Steel Dynamics, Inc. announced second quarter earnings of $94 million, an increase of 7 percent from figures the same time last year. Revenues increased to $911 million, 11 percent higher than the year-ago quarter and 5 percent higher than the first quarter of 2007. Second quarter consolidated shipments of 1.2 million tons were about the same as shipments in the second quarter of 2006 and slightly less than the first quarter of 2007.
In the first half of 2007, SDI's net income increased 13 percent to $196 million, compared to $173 million in last year's first half. First half net sales increased to $1.8 billion, 19 percent higher than the first half of 2006. Consolidated shipments of 2.5 million tons for the first half of 2007 were 9 percent higher than last year's first half. Average sales price per ton for consolidated sales increased to $714 per ton for the first half, an increase of 9 percent compared to last year's first half. SDI's first-half cost for steel scrap increased 10 percent per net ton charged from the first half of 2006.
"Second quarter operating income was relatively flat versus the first quarter due to lower shipping volumes for flat-rolled and bar steels." said Keith Busse, chairman and CEO of Steel Dynamics. "Our Structural & Rail Division achieved record shipments and record operating profit during the second quarter. Despite lower shipping volumes, our bar mills achieved strong operating results. Demand for flat-rolled steel turned out to be weaker than initially expected, reducing our shipping volume for sheet steels and resulting in more moderate price increases than anticipated for flat-rolled products."
Higher priced scrap purchased in the latter part of the first quarter and melted in the second quarter resulted in higher second quarter costs, as SDI uses the FIFO method of inventory accounting. The second quarter's average scrap cost per net ton charged increased $44 compared to the first quarter.
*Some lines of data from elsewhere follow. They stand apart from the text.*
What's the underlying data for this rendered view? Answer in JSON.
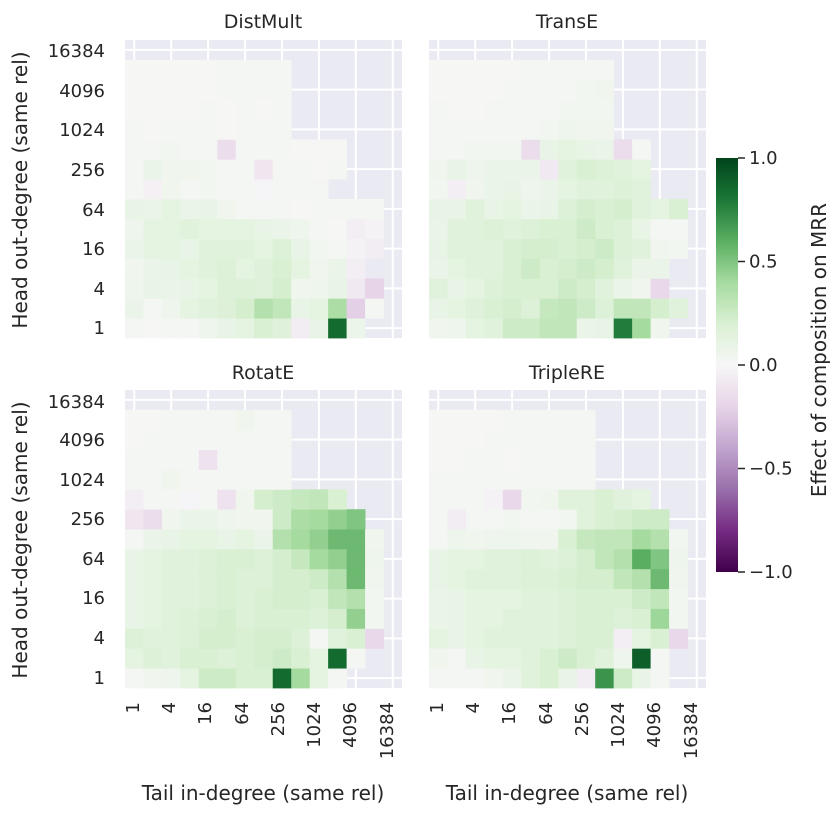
{
  "chart_data": {
    "type": "heatmap",
    "colormap": "PRGn",
    "vmin": -1.0,
    "vmax": 1.0,
    "ylabel": "Head out-degree (same rel)",
    "xlabel": "Tail in-degree (same rel)",
    "tick_labels": [
      "1",
      "4",
      "16",
      "64",
      "256",
      "1024",
      "4096",
      "16384"
    ],
    "colorbar": {
      "label": "Effect of composition on MRR",
      "ticks": [
        1.0,
        0.5,
        0.0,
        -0.5,
        -1.0
      ],
      "tick_labels": [
        "1.0",
        "0.5",
        "0.0",
        "−0.5",
        "−1.0"
      ]
    },
    "panels": [
      {
        "title": "DistMult",
        "rows": [
          [
            0.02,
            0.01,
            0.02,
            0.03,
            0.06,
            0.1,
            0.12,
            0.2,
            0.16,
            -0.06,
            0.1,
            0.85,
            0.07
          ],
          [
            0.08,
            0.03,
            0.06,
            0.12,
            0.15,
            0.17,
            0.22,
            0.35,
            0.3,
            0.1,
            0.12,
            0.38,
            -0.22,
            0.02
          ],
          [
            0.06,
            0.1,
            0.08,
            0.1,
            0.12,
            0.18,
            0.18,
            0.16,
            0.22,
            0.05,
            0.06,
            0.1,
            -0.08,
            -0.2
          ],
          [
            0.05,
            0.08,
            0.1,
            0.12,
            0.15,
            0.18,
            0.12,
            0.16,
            0.2,
            0.12,
            0.05,
            0.08,
            -0.05
          ],
          [
            0.08,
            0.12,
            0.12,
            0.1,
            0.15,
            0.15,
            0.15,
            0.12,
            0.18,
            0.1,
            0.04,
            0.02,
            -0.03,
            -0.06
          ],
          [
            0.06,
            0.12,
            0.12,
            0.15,
            0.12,
            0.12,
            0.12,
            0.1,
            0.08,
            0.06,
            0.03,
            0.01,
            -0.05,
            -0.03
          ],
          [
            0.1,
            0.08,
            0.12,
            0.08,
            0.1,
            0.05,
            0.03,
            0.02,
            0.02,
            0.01,
            0.02,
            0.02,
            0.03,
            0.02
          ],
          [
            0.02,
            -0.04,
            0.05,
            0.03,
            0.04,
            0.02,
            0.02,
            -0.02,
            0.02,
            0.02,
            0.02
          ],
          [
            0.03,
            0.08,
            0.05,
            0.05,
            0.04,
            0.02,
            0.02,
            -0.1,
            0.02,
            0.02,
            0.01,
            0.02
          ],
          [
            0.02,
            0.03,
            0.04,
            0.03,
            0.03,
            -0.15,
            0.02,
            0.02,
            0.02,
            0.01,
            0.01,
            0.01
          ],
          [
            0.02,
            0.01,
            0.02,
            0.02,
            0.02,
            0.01,
            0.02,
            0.02,
            0.02
          ],
          [
            0.01,
            0.01,
            0.01,
            0.01,
            0.02,
            0.01,
            0.02,
            0.01,
            0.02
          ],
          [
            0.01,
            0.01,
            0.01,
            0.01,
            0.01,
            0.02,
            0.02,
            0.03,
            0.02
          ],
          [
            0.01,
            0.01,
            0.01,
            0.01,
            0.01,
            0.02,
            0.02,
            0.02,
            0.02
          ]
        ]
      },
      {
        "title": "TransE",
        "rows": [
          [
            0.05,
            0.06,
            0.12,
            0.15,
            0.25,
            0.25,
            0.3,
            0.3,
            0.08,
            0.1,
            0.78,
            0.4,
            0.05
          ],
          [
            0.1,
            0.12,
            0.16,
            0.2,
            0.22,
            0.18,
            0.28,
            0.3,
            0.25,
            0.18,
            0.3,
            0.3,
            0.22,
            0.15
          ],
          [
            0.15,
            0.1,
            0.12,
            0.18,
            0.2,
            0.2,
            0.2,
            0.25,
            0.22,
            0.15,
            0.08,
            0.05,
            -0.18
          ],
          [
            0.08,
            0.12,
            0.15,
            0.15,
            0.2,
            0.25,
            0.2,
            0.22,
            0.25,
            0.22,
            0.15,
            0.08,
            0.08
          ],
          [
            0.1,
            0.15,
            0.15,
            0.15,
            0.2,
            0.22,
            0.22,
            0.2,
            0.22,
            0.25,
            0.18,
            0.15,
            0.05,
            0.04
          ],
          [
            0.08,
            0.15,
            0.15,
            0.18,
            0.15,
            0.18,
            0.2,
            0.2,
            0.25,
            0.2,
            0.18,
            0.1,
            0.02,
            0.02
          ],
          [
            0.1,
            0.1,
            0.15,
            0.1,
            0.12,
            0.08,
            0.1,
            0.18,
            0.22,
            0.2,
            0.22,
            0.15,
            0.12,
            0.2
          ],
          [
            0.04,
            -0.05,
            0.05,
            0.08,
            0.1,
            0.06,
            0.08,
            0.12,
            0.15,
            0.15,
            0.18,
            0.15
          ],
          [
            0.05,
            0.1,
            0.06,
            0.08,
            0.08,
            0.08,
            -0.08,
            0.15,
            0.2,
            0.18,
            0.15,
            0.12
          ],
          [
            0.02,
            0.03,
            0.04,
            0.04,
            0.04,
            -0.15,
            0.1,
            0.12,
            0.1,
            0.08,
            -0.15,
            0.02
          ],
          [
            0.02,
            0.02,
            0.02,
            0.02,
            0.02,
            0.03,
            0.04,
            0.06,
            0.05,
            0.05
          ],
          [
            0.02,
            0.01,
            0.01,
            0.02,
            0.02,
            0.02,
            0.03,
            0.04,
            0.04,
            0.04
          ],
          [
            0.01,
            0.01,
            0.01,
            0.01,
            0.02,
            0.02,
            0.03,
            0.03,
            0.04,
            0.05
          ],
          [
            0.01,
            0.01,
            0.01,
            0.01,
            0.01,
            0.02,
            0.02,
            0.02,
            0.03,
            0.03
          ]
        ]
      },
      {
        "title": "RotatE",
        "rows": [
          [
            0.03,
            0.05,
            0.06,
            0.12,
            0.25,
            0.25,
            0.2,
            0.2,
            0.85,
            0.4,
            0.12,
            0.02
          ],
          [
            0.12,
            0.18,
            0.15,
            0.2,
            0.2,
            0.18,
            0.2,
            0.22,
            0.25,
            0.2,
            0.12,
            0.85,
            0.02
          ],
          [
            0.18,
            0.15,
            0.15,
            0.18,
            0.22,
            0.22,
            0.2,
            0.22,
            0.22,
            0.18,
            0.02,
            0.15,
            0.2,
            -0.18
          ],
          [
            0.1,
            0.12,
            0.15,
            0.18,
            0.2,
            0.22,
            0.18,
            0.2,
            0.2,
            0.2,
            0.18,
            0.22,
            0.45,
            0.04
          ],
          [
            0.1,
            0.12,
            0.15,
            0.15,
            0.18,
            0.2,
            0.18,
            0.2,
            0.22,
            0.22,
            0.2,
            0.3,
            0.35,
            0.04
          ],
          [
            0.1,
            0.12,
            0.15,
            0.15,
            0.18,
            0.2,
            0.18,
            0.18,
            0.22,
            0.22,
            0.25,
            0.35,
            0.55,
            0.05
          ],
          [
            0.1,
            0.12,
            0.15,
            0.15,
            0.18,
            0.2,
            0.2,
            0.18,
            0.22,
            0.28,
            0.4,
            0.45,
            0.55,
            0.06
          ],
          [
            0.03,
            0.08,
            0.1,
            0.12,
            0.12,
            0.1,
            0.12,
            0.08,
            0.35,
            0.4,
            0.45,
            0.55,
            0.55,
            0.05
          ],
          [
            -0.1,
            -0.15,
            0.05,
            0.08,
            0.08,
            0.06,
            0.05,
            0.05,
            0.25,
            0.38,
            0.4,
            0.45,
            0.5
          ],
          [
            -0.05,
            0.02,
            0.03,
            -0.02,
            0.03,
            -0.12,
            0.05,
            0.22,
            0.25,
            0.28,
            0.3,
            0.2
          ],
          [
            0.02,
            0.03,
            0.05,
            0.03,
            0.03,
            0.03,
            0.03,
            0.02,
            0.02
          ],
          [
            0.02,
            0.02,
            0.03,
            0.02,
            -0.12,
            0.02,
            0.02,
            0.02,
            0.02
          ],
          [
            0.01,
            0.02,
            0.02,
            0.02,
            0.02,
            0.02,
            0.03,
            0.02,
            0.02
          ],
          [
            0.01,
            0.01,
            0.02,
            0.02,
            0.02,
            0.02,
            0.05,
            0.03,
            0.03
          ]
        ]
      },
      {
        "title": "TripleRE",
        "rows": [
          [
            0.02,
            0.03,
            0.02,
            0.05,
            0.08,
            0.15,
            0.2,
            0.1,
            -0.06,
            0.7,
            0.25,
            0.1,
            0.02
          ],
          [
            0.05,
            0.03,
            0.1,
            0.12,
            0.12,
            0.15,
            0.2,
            0.25,
            0.2,
            0.15,
            0.06,
            0.9,
            0.03
          ],
          [
            0.12,
            0.1,
            0.12,
            0.15,
            0.15,
            0.15,
            0.15,
            0.18,
            0.2,
            0.2,
            -0.05,
            0.12,
            0.2,
            -0.18
          ],
          [
            0.08,
            0.1,
            0.12,
            0.12,
            0.15,
            0.15,
            0.15,
            0.18,
            0.2,
            0.2,
            0.18,
            0.2,
            0.42,
            0.04
          ],
          [
            0.08,
            0.1,
            0.12,
            0.12,
            0.12,
            0.15,
            0.15,
            0.18,
            0.2,
            0.2,
            0.2,
            0.25,
            0.3,
            0.04
          ],
          [
            0.1,
            0.12,
            0.15,
            0.15,
            0.15,
            0.18,
            0.18,
            0.2,
            0.22,
            0.22,
            0.3,
            0.35,
            0.55,
            0.05
          ],
          [
            0.1,
            0.12,
            0.12,
            0.15,
            0.15,
            0.18,
            0.15,
            0.18,
            0.22,
            0.3,
            0.35,
            0.6,
            0.5,
            0.06
          ],
          [
            0.02,
            0.06,
            0.05,
            0.06,
            0.06,
            0.05,
            0.05,
            0.2,
            0.28,
            0.3,
            0.3,
            0.4,
            0.35,
            0.04
          ],
          [
            0.02,
            -0.06,
            0.03,
            0.03,
            0.04,
            0.03,
            0.03,
            0.04,
            0.15,
            0.2,
            0.22,
            0.25,
            0.25
          ],
          [
            0.02,
            0.02,
            0.03,
            -0.03,
            -0.18,
            0.04,
            0.05,
            0.15,
            0.15,
            0.2,
            0.15,
            0.12
          ],
          [
            0.02,
            0.02,
            0.02,
            0.02,
            0.02,
            0.03,
            0.03,
            0.03,
            0.02
          ],
          [
            0.01,
            0.01,
            0.02,
            0.02,
            0.01,
            0.02,
            0.02,
            0.02,
            0.02
          ],
          [
            0.01,
            0.01,
            0.01,
            0.02,
            0.02,
            0.02,
            0.02,
            0.02,
            0.02
          ],
          [
            0.01,
            0.01,
            0.01,
            0.01,
            0.02,
            0.02,
            0.02,
            0.02,
            0.02
          ]
        ]
      }
    ]
  }
}
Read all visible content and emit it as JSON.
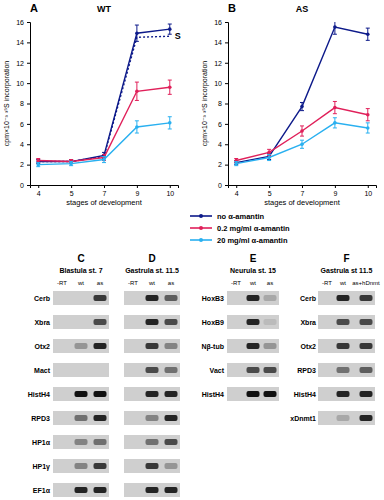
{
  "chart_data": [
    {
      "type": "line",
      "title": "A",
      "subtitle": "WT",
      "x_label": "stages of development",
      "y_label": "cpm×10⁻³ ³⁵S incorporation",
      "categories": [
        "4",
        "5",
        "7",
        "9",
        "10"
      ],
      "ylim": [
        0,
        16
      ],
      "yticks": [
        0,
        2,
        4,
        6,
        8,
        10,
        12,
        14,
        16
      ],
      "legend": "bottom",
      "marker": "circle",
      "series": [
        {
          "name": "no α-amantin",
          "color": "#0d1a8a",
          "line_style": "solid",
          "values": [
            2.3,
            2.3,
            2.9,
            14.9,
            15.3
          ],
          "errors": [
            0.2,
            0.2,
            0.3,
            0.8,
            0.5
          ]
        },
        {
          "color": "#0d1a8a",
          "line_style": "dotted",
          "values": [
            2.3,
            2.3,
            2.8,
            14.5,
            14.6
          ]
        },
        {
          "name": "0.2 mg/ml α-amantin",
          "color": "#e0205a",
          "line_style": "solid",
          "values": [
            2.4,
            2.3,
            2.7,
            9.2,
            9.6
          ],
          "errors": [
            0.2,
            0.2,
            0.3,
            0.9,
            0.7
          ]
        },
        {
          "name": "20 mg/ml α-amantin",
          "color": "#29b0f0",
          "line_style": "solid",
          "values": [
            2.0,
            2.1,
            2.5,
            5.7,
            6.1
          ],
          "errors": [
            0.2,
            0.2,
            0.3,
            0.6,
            0.6
          ]
        }
      ],
      "annotations": [
        {
          "text": "S",
          "x": "10",
          "y": 14.6
        }
      ]
    },
    {
      "type": "line",
      "title": "B",
      "subtitle": "AS",
      "x_label": "stages of development",
      "y_label": "cpm×10⁻³ ³⁵S incorporation",
      "categories": [
        "4",
        "5",
        "7",
        "9",
        "10"
      ],
      "ylim": [
        0,
        16
      ],
      "yticks": [
        0,
        2,
        4,
        6,
        8,
        10,
        12,
        14,
        16
      ],
      "marker": "circle",
      "series": [
        {
          "color": "#0d1a8a",
          "line_style": "solid",
          "values": [
            2.2,
            2.8,
            7.7,
            15.5,
            14.8
          ],
          "errors": [
            0.2,
            0.3,
            0.4,
            0.7,
            0.6
          ]
        },
        {
          "color": "#e0205a",
          "line_style": "solid",
          "values": [
            2.4,
            3.2,
            5.3,
            7.6,
            6.9
          ],
          "errors": [
            0.2,
            0.3,
            0.5,
            0.6,
            0.6
          ]
        },
        {
          "color": "#29b0f0",
          "line_style": "solid",
          "values": [
            2.1,
            2.7,
            4.0,
            6.1,
            5.6
          ],
          "errors": [
            0.2,
            0.3,
            0.4,
            0.5,
            0.5
          ]
        }
      ]
    }
  ],
  "gels": [
    {
      "label": "C",
      "title": "Blastula st. 7",
      "lanes": [
        "-RT",
        "wt",
        "as"
      ],
      "rows": [
        "Cerb",
        "Xbra",
        "Otx2",
        "Mact",
        "HistH4",
        "RPD3",
        "HP1α",
        "HP1γ",
        "EF1α"
      ],
      "bands": [
        [
          0,
          0,
          0.8
        ],
        [
          0,
          0,
          0.7
        ],
        [
          0,
          0.3,
          0.9
        ],
        [
          0,
          0,
          0
        ],
        [
          0,
          1,
          1
        ],
        [
          0,
          0.5,
          0.9
        ],
        [
          0,
          0.4,
          0.5
        ],
        [
          0,
          0.4,
          0.8
        ],
        [
          0,
          0.9,
          0.9
        ]
      ]
    },
    {
      "label": "D",
      "title": "Gastrula st. 11.5",
      "lanes": [
        "-RT",
        "wt",
        "as"
      ],
      "bands": [
        [
          0,
          0.9,
          0.6
        ],
        [
          0,
          0.9,
          0.7
        ],
        [
          0,
          0.8,
          0.4
        ],
        [
          0,
          0.7,
          0.5
        ],
        [
          0,
          0.9,
          0.9
        ],
        [
          0,
          0.4,
          0.9
        ],
        [
          0,
          0.5,
          0.7
        ],
        [
          0,
          0.8,
          0.3
        ],
        [
          0,
          0.9,
          0.9
        ]
      ]
    },
    {
      "label": "E",
      "title": "Neurula st. 15",
      "lanes": [
        "-RT",
        "wt",
        "as"
      ],
      "rows": [
        "HoxB3",
        "HoxB9",
        "Nβ-tub",
        "Vact",
        "HistH4"
      ],
      "bands": [
        [
          0,
          0.9,
          0.2
        ],
        [
          0,
          0.9,
          0.1
        ],
        [
          0,
          0.9,
          0.3
        ],
        [
          0,
          0.7,
          0.7
        ],
        [
          0,
          1,
          1
        ]
      ]
    },
    {
      "label": "F",
      "title": "Gastrula st 11.5",
      "lanes": [
        "-RT",
        "wt",
        "as+hDnmt"
      ],
      "rows": [
        "Cerb",
        "Xbra",
        "Otx2",
        "RPD3",
        "HistH4",
        "xDnmt1"
      ],
      "bands": [
        [
          0,
          0.9,
          0.8
        ],
        [
          0,
          0.7,
          0.7
        ],
        [
          0,
          0.8,
          0.8
        ],
        [
          0,
          0.5,
          0.6
        ],
        [
          0,
          0.9,
          0.9
        ],
        [
          0,
          0.2,
          0.9
        ]
      ]
    }
  ]
}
Declining prices for steel scrap purchased during the second quarter helped to improve margins toward the end of the quarter, and are expected to have a stronger positive effect on third quarter profit margins.
Operating margin for the second quarter was 18 percent, compared to 20 percent in the first quarter of 2007. Second quarter operating profit per ton shipped was $136, unchanged from the first quarter of 2007. The second quarter's average consolidated selling price increased to $739 per ton shipped, compared to $689 in the first quarter. The increase in average selling price was principally due to the strength in long-products pricing.
"Our outlook for the third quarter is very positive," Busse said. "The cost of ferrous resources for delivery mid-to-late second quarter has trended down and third-quarter scrap prices appear to be stable. We expect selling prices to remain relatively steady or improve somewhat, setting the stage for an expected improvement in profit margins for the third quarter. All of SDI's long products divisions are experiencing solid order books, strong shipping rates, and strong selling values. For the first half of 2007, our long products mills accounted for 53 percent of the company's steel shipments.
"We expect market demand for flat-rolled steel to improve in the third quarter, following several months of inventory liquidation, which would provide the possibility of a higher third-quarter volume of shipments and improved profit margins for sheet products. Combined with continued strong results for long products, we expect higher third-quarter earnings in the range of $1.10 to $1.15 per diluted share, subject to certain purchase accounting adjustments related to our acquisition of The Techs. We are in the process of determining purchase price allocations and cannot yet ascertain the impact to third quarter earnings. We expect to have a better assessment by the end of August and, we will determine the necessity of updating our third quarter guidance at that time," Busse said.